プレホスにこそ独自のエビデンスとその配送ラインを!

~Prehospital Evidence Based Practice~

ということでお送りしています。このシリーズ。

プレホス×敗血症

を数回にわけてお送りしています。

さて、昨日「低体温の敗血症こそ、見逃さずにプレホスの段階から輸液したいね」

というご紹介をしました。

一部のプレホスの方から「”低体温”で敗血症というイメージはなかった」とのご意見いただきました。ご意見ありがとうございます。今後もどんどんご質問/ご意見くださいね。

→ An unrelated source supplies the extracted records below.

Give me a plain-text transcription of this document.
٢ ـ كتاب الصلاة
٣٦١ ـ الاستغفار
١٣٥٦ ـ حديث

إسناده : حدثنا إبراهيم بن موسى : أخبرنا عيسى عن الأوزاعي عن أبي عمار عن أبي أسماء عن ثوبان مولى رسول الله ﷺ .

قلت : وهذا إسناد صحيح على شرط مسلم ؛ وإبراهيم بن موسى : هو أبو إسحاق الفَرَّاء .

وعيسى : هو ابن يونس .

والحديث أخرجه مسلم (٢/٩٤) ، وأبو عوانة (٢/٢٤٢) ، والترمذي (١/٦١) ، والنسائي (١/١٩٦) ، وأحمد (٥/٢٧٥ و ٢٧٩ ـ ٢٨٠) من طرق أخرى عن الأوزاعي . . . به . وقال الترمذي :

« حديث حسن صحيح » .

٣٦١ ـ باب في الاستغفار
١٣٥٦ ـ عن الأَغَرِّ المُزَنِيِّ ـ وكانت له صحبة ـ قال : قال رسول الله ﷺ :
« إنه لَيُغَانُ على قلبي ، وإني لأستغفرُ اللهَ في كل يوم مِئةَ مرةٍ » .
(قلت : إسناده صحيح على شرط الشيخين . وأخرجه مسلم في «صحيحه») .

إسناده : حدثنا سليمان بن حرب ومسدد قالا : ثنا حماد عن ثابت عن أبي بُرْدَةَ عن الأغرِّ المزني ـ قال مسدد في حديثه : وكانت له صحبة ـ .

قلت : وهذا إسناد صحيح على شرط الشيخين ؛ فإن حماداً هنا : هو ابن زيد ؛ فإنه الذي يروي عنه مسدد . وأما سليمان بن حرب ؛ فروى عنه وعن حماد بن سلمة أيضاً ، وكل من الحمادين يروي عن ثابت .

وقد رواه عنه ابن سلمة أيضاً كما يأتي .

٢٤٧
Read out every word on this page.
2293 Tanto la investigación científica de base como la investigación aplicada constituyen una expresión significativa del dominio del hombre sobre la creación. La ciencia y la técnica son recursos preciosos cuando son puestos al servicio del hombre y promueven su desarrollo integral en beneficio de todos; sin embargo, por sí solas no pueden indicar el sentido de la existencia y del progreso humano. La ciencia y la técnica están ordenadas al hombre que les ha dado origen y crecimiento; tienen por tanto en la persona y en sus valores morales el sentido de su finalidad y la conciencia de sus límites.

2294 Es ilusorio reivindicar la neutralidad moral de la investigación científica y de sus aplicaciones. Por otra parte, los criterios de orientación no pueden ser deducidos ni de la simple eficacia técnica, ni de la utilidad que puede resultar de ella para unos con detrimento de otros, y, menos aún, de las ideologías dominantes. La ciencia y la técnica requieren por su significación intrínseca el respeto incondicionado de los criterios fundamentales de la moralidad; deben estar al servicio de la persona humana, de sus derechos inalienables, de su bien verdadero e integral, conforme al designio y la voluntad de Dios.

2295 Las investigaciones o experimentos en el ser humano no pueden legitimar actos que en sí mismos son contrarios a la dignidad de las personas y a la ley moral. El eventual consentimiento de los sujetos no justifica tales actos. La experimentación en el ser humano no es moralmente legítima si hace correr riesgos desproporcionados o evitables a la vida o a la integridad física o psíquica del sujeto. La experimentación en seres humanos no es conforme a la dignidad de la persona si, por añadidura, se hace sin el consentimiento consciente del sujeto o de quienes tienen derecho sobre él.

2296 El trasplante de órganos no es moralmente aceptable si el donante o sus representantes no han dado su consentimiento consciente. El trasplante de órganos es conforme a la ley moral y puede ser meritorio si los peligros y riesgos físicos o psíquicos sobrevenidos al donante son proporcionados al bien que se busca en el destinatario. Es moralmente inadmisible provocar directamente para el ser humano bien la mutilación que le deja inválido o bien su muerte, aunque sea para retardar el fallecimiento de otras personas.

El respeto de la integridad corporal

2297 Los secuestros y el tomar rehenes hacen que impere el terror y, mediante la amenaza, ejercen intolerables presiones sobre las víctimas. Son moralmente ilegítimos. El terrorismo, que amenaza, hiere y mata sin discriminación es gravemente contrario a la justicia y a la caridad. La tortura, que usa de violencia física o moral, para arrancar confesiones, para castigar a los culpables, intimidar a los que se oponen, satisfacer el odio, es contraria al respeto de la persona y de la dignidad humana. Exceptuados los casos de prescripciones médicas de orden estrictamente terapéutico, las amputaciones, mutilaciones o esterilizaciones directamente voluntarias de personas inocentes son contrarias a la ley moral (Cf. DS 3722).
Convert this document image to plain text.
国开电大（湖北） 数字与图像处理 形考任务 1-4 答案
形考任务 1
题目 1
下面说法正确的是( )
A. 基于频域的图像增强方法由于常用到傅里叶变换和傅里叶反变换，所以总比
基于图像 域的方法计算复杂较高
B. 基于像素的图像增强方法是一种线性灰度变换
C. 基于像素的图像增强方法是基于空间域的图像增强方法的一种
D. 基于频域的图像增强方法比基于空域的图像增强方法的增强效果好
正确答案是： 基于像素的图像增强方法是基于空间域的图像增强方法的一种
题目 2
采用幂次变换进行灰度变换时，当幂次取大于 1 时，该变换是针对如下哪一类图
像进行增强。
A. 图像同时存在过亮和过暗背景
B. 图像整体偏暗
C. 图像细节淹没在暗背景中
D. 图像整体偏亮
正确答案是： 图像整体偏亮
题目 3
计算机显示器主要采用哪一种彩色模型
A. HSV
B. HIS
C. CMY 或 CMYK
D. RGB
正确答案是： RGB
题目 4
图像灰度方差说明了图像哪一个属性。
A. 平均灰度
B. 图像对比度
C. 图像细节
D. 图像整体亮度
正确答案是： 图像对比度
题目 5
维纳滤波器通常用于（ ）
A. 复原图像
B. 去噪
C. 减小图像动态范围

…ということで、今日は少し敗血症と低体温のことを深堀り解説します。

低体温の鑑別は実は多い

低体温。UpToDate(…という医者向けの疾患まとめ英語サイト)をみてみると

低体温の鑑別は実は多岐に渡ります。

①熱の喪失:特に外気温の影響(冬の寒い時期に…というやつです。管理人SSは以前長野県にいましたが、冬に山程きましたよね、低体温…)はみなさんイメージが湧きやすいと思います。実は熱の喪失というパターンだけでも血管拡張が原因で、一部の薬やアルコール、あるいはバリアする皮膚のトラブルとして熱傷などが知られています。

他にも…

②熱産生機能低下で、内分泌疾患:甲状腺機能低下・副腎不全、燃料枯渇として低栄養、神経筋機能の低下として高齢者や乳児などがあったり、

③調節機能(≒神経)の破綻:ニューロパチー、パーキンソン病…などなど

そして、UpToDateでは

④その他の機序として敗血症の名が記載されています

「その他」では終わらせない…

「その他ってなんじゃい?!」というツッコミがきそうなので、深めます。

敗血症の低体温の機序は一般的に複数とされ、血管拡張による熱の喪失+熱産生低下の機序が関与するとされています(Intensivist 2009;1:304)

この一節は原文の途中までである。